"Today, Larry Silverman visited the WVU College of Law, which I attend, and gave a presentation on the baseball arbitration process, specifically using Ross Ohlendorf's arbitration case as an example. Below are a few notes on what I learned.
- In arbitration, a common misconception is that statistics are the major deciding factor between which number the arbitration panel picks. That, according to Mr. Silverman, is incorrect. The major factor used to determine a player's salary is comparable players. While obviously statistics determine which players are comparable, it is largely dependent upon historical precedent, similar to the everyday legal system. Statistics are only used to determine comparable players, not in a vacuum to determine a number.
- The Pirates cited five comparable players for Ohlendorf: Anibal Sanchez, Kyle Davies, Josh Johnson, Francisco Liriano, and Edison Volquez.
- In citing those players the Pirates focused the most on comparing one major statistic, IP/G. Wins were not a large issue, because, according to Mr. Silverman, even arbitration panels have begun to recognize the problems with the win statistic.
- On his side, Ohlendorf largely argued that (and I didn't know this until he pointed it out, had anyone done research on this?) he had gotten the lowest run support/9 innings for the innings Ross Ohlendorf was in the game (since those stats have been complied) in '10.
- According to Mr. Silverman, he believes the panel picked Ohlendorf's number (the panels never give their reasoning for their decision) based upon the comparison to Edison Volquez. Interestingly, he believes it was because of Volquez's drug suspension, calling into question his character, which was contrasted to Ohlendorf's character highlighted by him interning at the White House. Essentially, he said the decision may (I emphasize may, because no one knows; this is only Mr. Silverman's theory) have had more to do with the person Ross Ohlendorf and less about the player Ross Ohlendorf.
- Mr. Silverman believes (and he is an avid baseball fan and understands advanced sabermetrics, etc.) that despite the lack of advanced baseball knowledge a arbitrator typically possesses, that a professional arbitrator (panel members are generally commercial labor judges, since technically this is a labor issue tied to the CBA) would be better than a more knowledgeable baseball person with a lack of legal training.
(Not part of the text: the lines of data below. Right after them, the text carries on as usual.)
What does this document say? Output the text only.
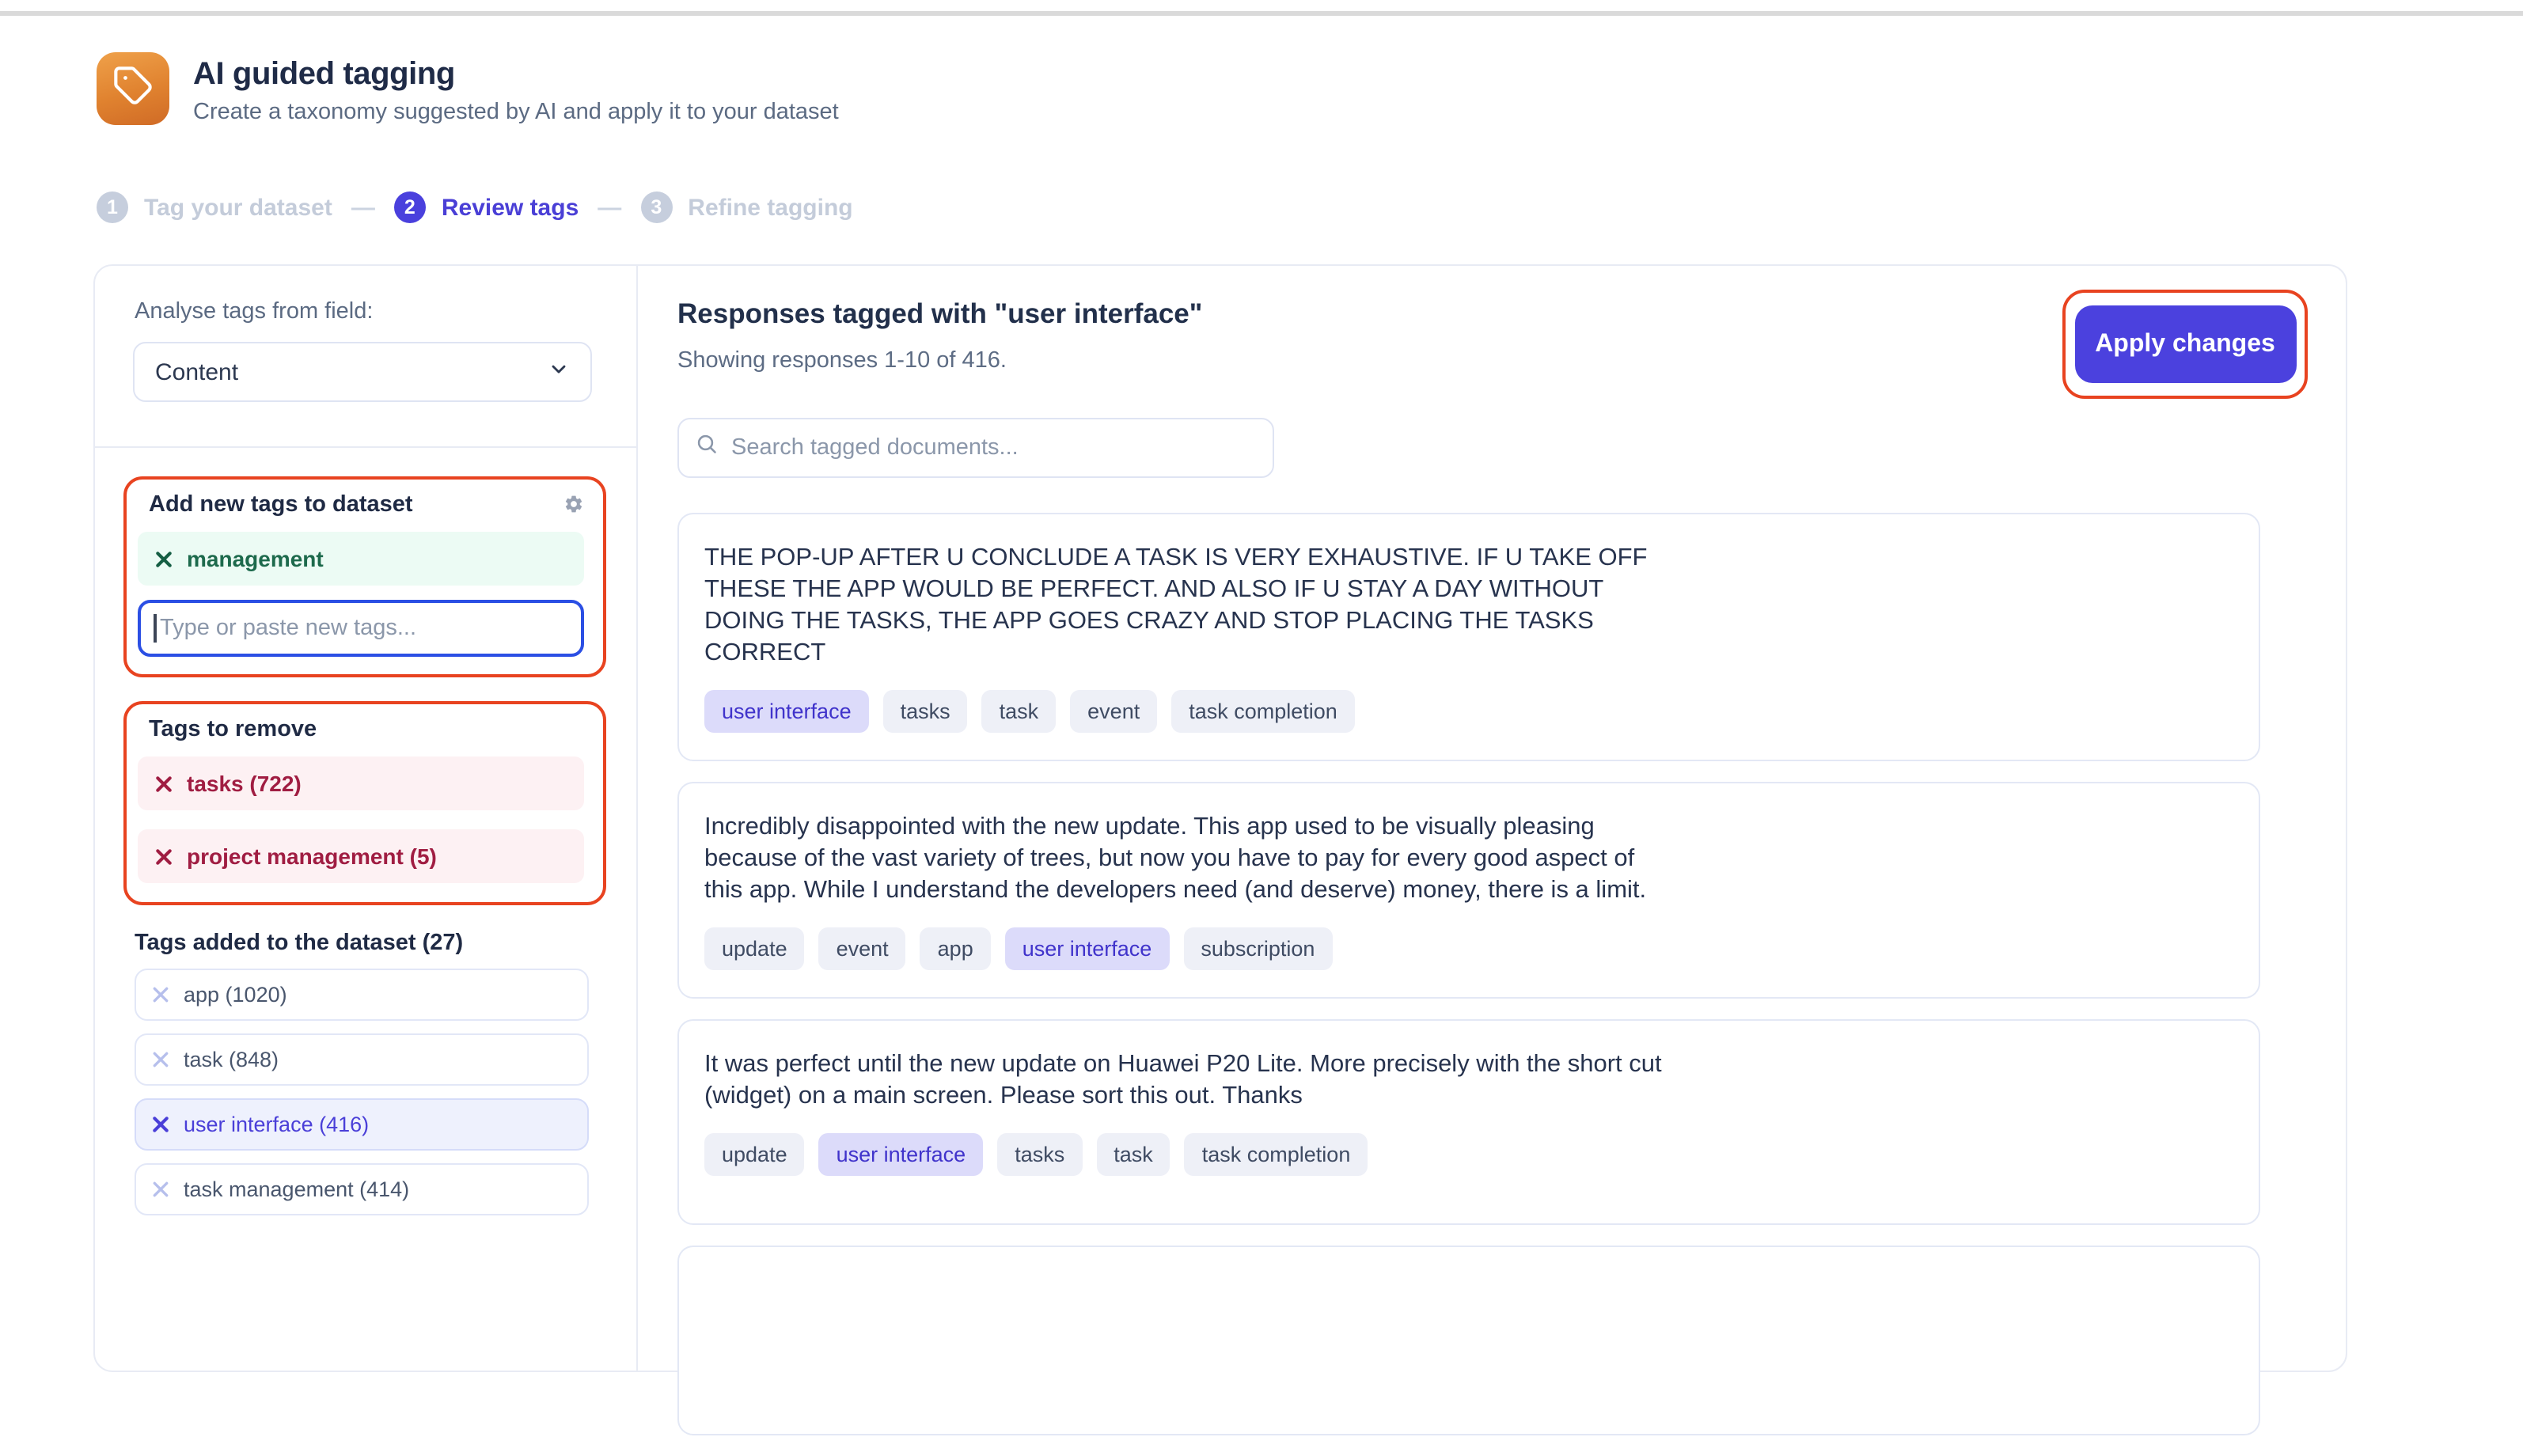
AI guided tagging
Create a taxonomy suggested by AI and apply it to your dataset
1	Tag your dataset —	2	Review tags —	3	Refine tagging
Analyse tags from field:
Content
Add new tags to dataset
management
Type or paste new tags...
Tags to remove
tasks (722)
project management (5)
Tags added to the dataset (27)
app (1020)
task (848)
user interface (416)
task management (414)
Responses tagged with "user interface"
Showing responses 1-10 of 416.
Apply changes
Search tagged documents...
THE POP-UP AFTER U CONCLUDE A TASK IS VERY EXHAUSTIVE. IF U TAKE OFF THESE THE APP WOULD BE PERFECT. AND ALSO IF U STAY A DAY WITHOUT DOING THE TASKS, THE APP GOES CRAZY AND STOP PLACING THE TASKS CORRECT
user interface	tasks	task	event	task completion
Incredibly disappointed with the new update. This app used to be visually pleasing because of the vast variety of trees, but now you have to pay for every good aspect of this app. While I understand the developers need (and deserve) money, there is a limit.
update	event	app	user interface	subscription
It was perfect until the new update on Huawei P20 Lite. More precisely with the short cut (widget) on a main screen. Please sort this out. Thanks
update	user interface	tasks	task	task completion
In addition, as part of my inference, it seemed it was legally necessarily this way because of the issues I outlined above. He likened it to a judge taking a case on intellectual property who did not know the difference between a copyright and a trademark, which does happen. The difference is that in that case, expert testimony is allowed, and arbitration this does not exist, a legitimate flaw. He went on to say that obviously the best-case scenario would be a legal expert who also was well-versed in baseball, especially sabremetrics.
- Mr. Silverman was asked about the general direction of the team (he is a legitimate Pirates fan and not just an employee - born and raised in Pittsburgh, etc.). He said that he's frustrated as any fan but that he legitimately believes the talent is in the major leagues and minor leagues (he mentioned the lack of pitching depth on the major league squad that hopefully will be fixed by way of the depth of the pitching in the minor leagues) is there for the Pirates to contend. However, he did express concerns that the positional talent would be gone before the pitching talent could be assembled.
- Finally, maybe offering hope to his concern (and all of ours) he said (and I can't get into specifics due to confidentiality) that the Pirates are actively trying to sign players through their free agency years as a general plan. He did mention the realistic goal was only a one to two years of free agency, hopefully in the form of club options, so that may dampen any hopes of signing Andrew McCutchen for the next 10 years, but it is good news nonetheless.